I read this article on David McDermott Hughes with grave concern as it appeared to contain narrow and limited research into the broader reality of the Zim situation. Without countering every aspect of the article, I would like to make the point that we were brought up in Zimbabwe, lived, farmed and contributed enthusiastically to the development and fair progression of all, before, during and after the civil war.
In our small yet diverse country we came to know many other citizens in various occupations and, quite frankly, didn’t encounter the ‘clubbing together, flaunting of strength and wealth’ to the exclusion of all else in an effort to win the race. From the ‘privileged’ minority, hands of encouragement, teaching, mentoring, assistance and benevolent giving were extended to the majority.

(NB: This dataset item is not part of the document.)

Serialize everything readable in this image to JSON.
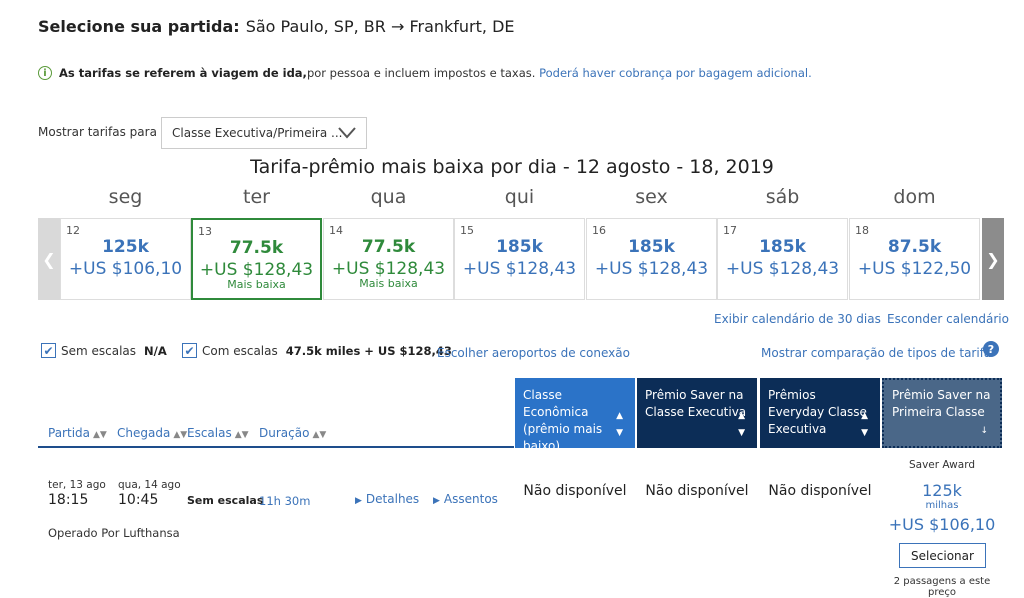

The penultimate and ultimate paragraphs appear harsh. How much research has gone into the situation, where everything from the gift of land, teaching of expertise, mentoring as well as handouts – has come to nought? Perhaps it would spread the spirit of goodwill more if one recognised the effort and hard work that goes into elevating the ‘less fortunate’?
– Janet Smith, via email
I am not sure how long David McDermott Hughes has been in Africa. He indicates he knows a lot about what is going on. His last remark, “I argue that whites in Zimbabwe should learn to ‘belong awkwardly’. If they do, they might one day counsel others, Americans not least, to learn to do the same”.
It seems he has maudlin tendencies, playing the weak man. Is he trying to win sympathy? Or has he had too much to drink? Or imbibed something else he has not told us about?
I know for a fact that showing weakness is one thing that annoys the strong. The strong kill the weak, especially in Africa! And if we follow his advice, will it be possible to take him to a court of law and sue for damages when things go wrong? When the first missionaries preached in Africa, they had their revolvers on them and at the ready in case they needed them in a hurry. They couldn’t show a weak front. Things haven’t changed.
When it comes to his “tragic areas like the KZN Midlands”, is he suggesting that we must partake of his entrée dish, ditch our inheritance, and “we are too stupid to believe we have been swindled”? I am not convinced he is right.